I recommend people carry a digital multimeter, and go one step further and get the clamp on AC/DC Ammeter such as this:

https://www.amazon.com/Uni-T-B4Q094-UT210E-Current-Capacitance/dp/B00O1Q2HOQ

Clamp the meter over any single wire, the + or the -, not both at once, and it will show amperage flowing through that wire/cable.

If your Whytner compressor is not functioning properly it might be drawing way more amperage than the 4.5amps/ 65 watts it specs.

That 4.5 amps would be at 14.4v though, at 12.6v 65 watts is 5.15 amps. If the clampmeter showed much more than 5.5 amps 15 seconds after compressor fired up, I would return the whytner. The compressor will always require about 65 watts when running so the lower the voltage it receives the more amperage has to flow through the wiring. the more amperage that flows the more heating and resistance and voltage drop occurs.


If one is using alternator to charge house battery, then one can clamp the meter over the cable from alternator to see how much it is delivering to battery when engine is running.

The DC clampmeter is a wonderful diagnostic and learning tool when learning to live on battery power. the MT-5s limitations are more confusing than helpful to a newb, in my opinion.
 
First thing I did was test bore seas outlet, worked fine. Because I really didn't want to cut the permanent fan plug (whynter is easily replaced) I wired in new 12v receptacles with 10awg. Display meter on freezer reads much better and isn't shutting down. Had some clouds yesterday so I was able to see pseudo-nighttime operation.
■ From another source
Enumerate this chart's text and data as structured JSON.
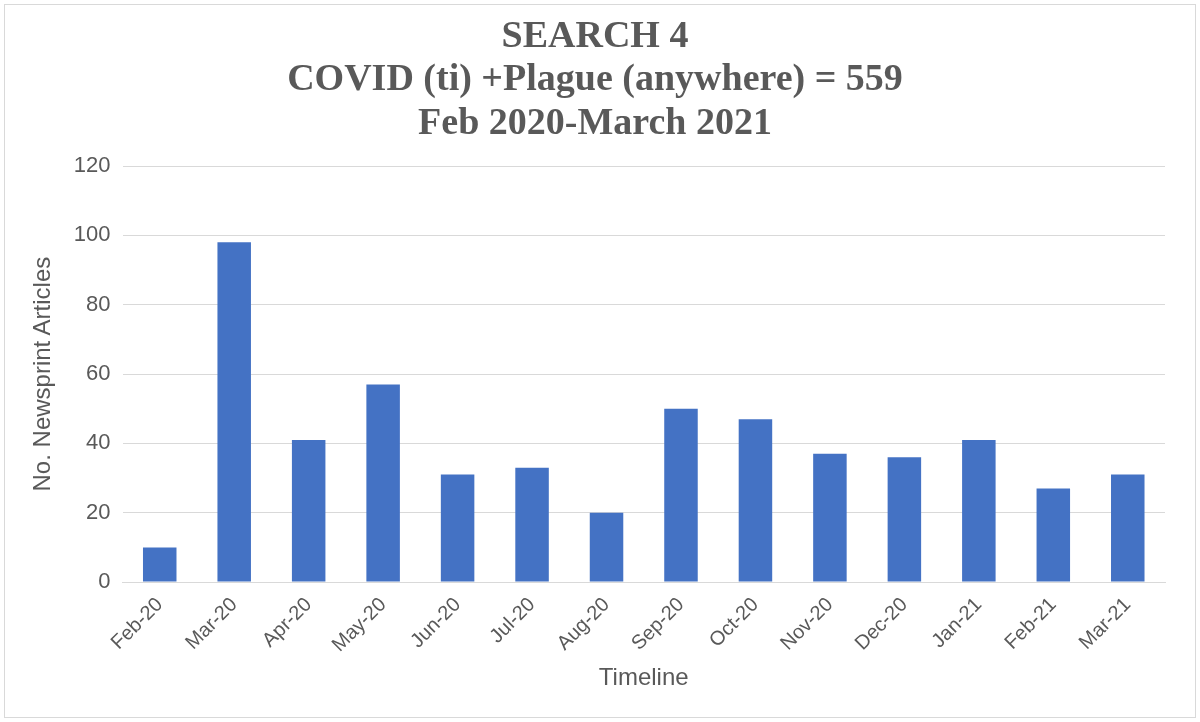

It looked fine. Over night the freezer held strong even with fan on low. Thanks for all the support!
 
Good news.

The Blue seas 12v plug really mates firmly inside their receptacle. I'd recommend having one of those on hand to wire in when/before the whytner 12v plug inevitably starts acting up.
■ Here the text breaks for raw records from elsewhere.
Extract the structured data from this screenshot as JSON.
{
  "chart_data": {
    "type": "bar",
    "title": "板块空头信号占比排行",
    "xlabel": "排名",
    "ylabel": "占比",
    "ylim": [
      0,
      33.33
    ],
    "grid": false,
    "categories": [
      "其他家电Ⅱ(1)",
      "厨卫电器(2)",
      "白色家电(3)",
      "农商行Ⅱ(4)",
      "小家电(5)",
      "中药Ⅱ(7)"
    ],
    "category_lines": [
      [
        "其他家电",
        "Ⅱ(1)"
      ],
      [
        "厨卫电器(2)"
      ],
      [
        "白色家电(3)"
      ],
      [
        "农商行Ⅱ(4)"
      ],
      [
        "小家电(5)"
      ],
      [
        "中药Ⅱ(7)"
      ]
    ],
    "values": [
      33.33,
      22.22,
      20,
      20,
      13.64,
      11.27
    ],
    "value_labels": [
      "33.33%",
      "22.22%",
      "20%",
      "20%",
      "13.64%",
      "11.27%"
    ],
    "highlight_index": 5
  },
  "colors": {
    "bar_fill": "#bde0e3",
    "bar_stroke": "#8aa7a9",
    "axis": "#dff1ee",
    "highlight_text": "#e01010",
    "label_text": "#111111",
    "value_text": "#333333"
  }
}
I think it is cumulatively hard on the electronics in the compressor controller when the 12v plugs become intermittent, so it might be wise to eliminate that possibility sooner rather than later, in the interests of fridge longevity.

Plug.jpg


They are very easy to wire up, but getting 12 gauge into them might require some finesse ( a file) where wires exit the back of the plug.